Thanks for commenting and for that link. I actually didn't remember the stuff about my doctor and the timeline of it quite right at first. It was not my normal doctor who accused me of having an eating disorder, but another doctor I saw once at that clinic. My own doctor thought she was out of line for suggesting that. However, I did just connect that the accusation was actually before I lost the weight or became underweight. The doctor asked how much I weighed, and I simply remarked that I was about 5 pounds higher than normal that day (because I had been anemic and going to the doctor a lot and I knew they always ask if your weight has changed). It was honestly a unremarkable comment, but the doctor flipped out and started asking me when the last time I made my puke was and grilling my mom about if I skipped meals. I started food journaling that day so I could show my own doctor that I really didn't have an eating disorder (and continued doing so in case any of the specialists I was seeing thought that). Because I genuinely didn't at that time, I was just anemic and had no appetite. But within sixth months of that appointment, I had lost 15 pounds without trying or wanting to and was about five pounds underweight. I did not consciously restrict foods and never skipped meals, but I didn't eat much because I was never hungry. I didn't mind losing the first few pounds but after that I was alarmed. I genuinely was not trying to lose weight. I ended up having to learn to force myself to eat when I wasn't hungry and to gauge my food visually rather than relying on hunger.
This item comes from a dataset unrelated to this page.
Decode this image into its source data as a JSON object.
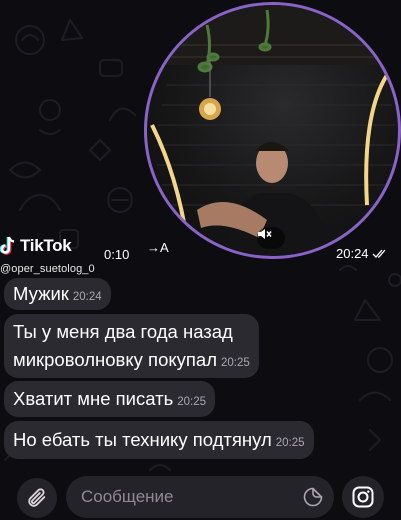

I wouldn't classify it as any specific eating disorder, but certainly I have had some amount of disordered eating ever since that unfounded accusation about 7 years ago. I did fairly well on Paleo the first time, but this is not healthy for me anymore. I think I'm going to eat gluten-free and leave it at that. I was eating gluten free when I was first diagnosed with asthma, and it was still better controlled then than it is now when I'm on medication. Between that and the medicine, I'm going to let that be enough.

Link to comment
Share on other sites

Archived

This topic is now archived and is closed to further replies.

×
×
  • Create New...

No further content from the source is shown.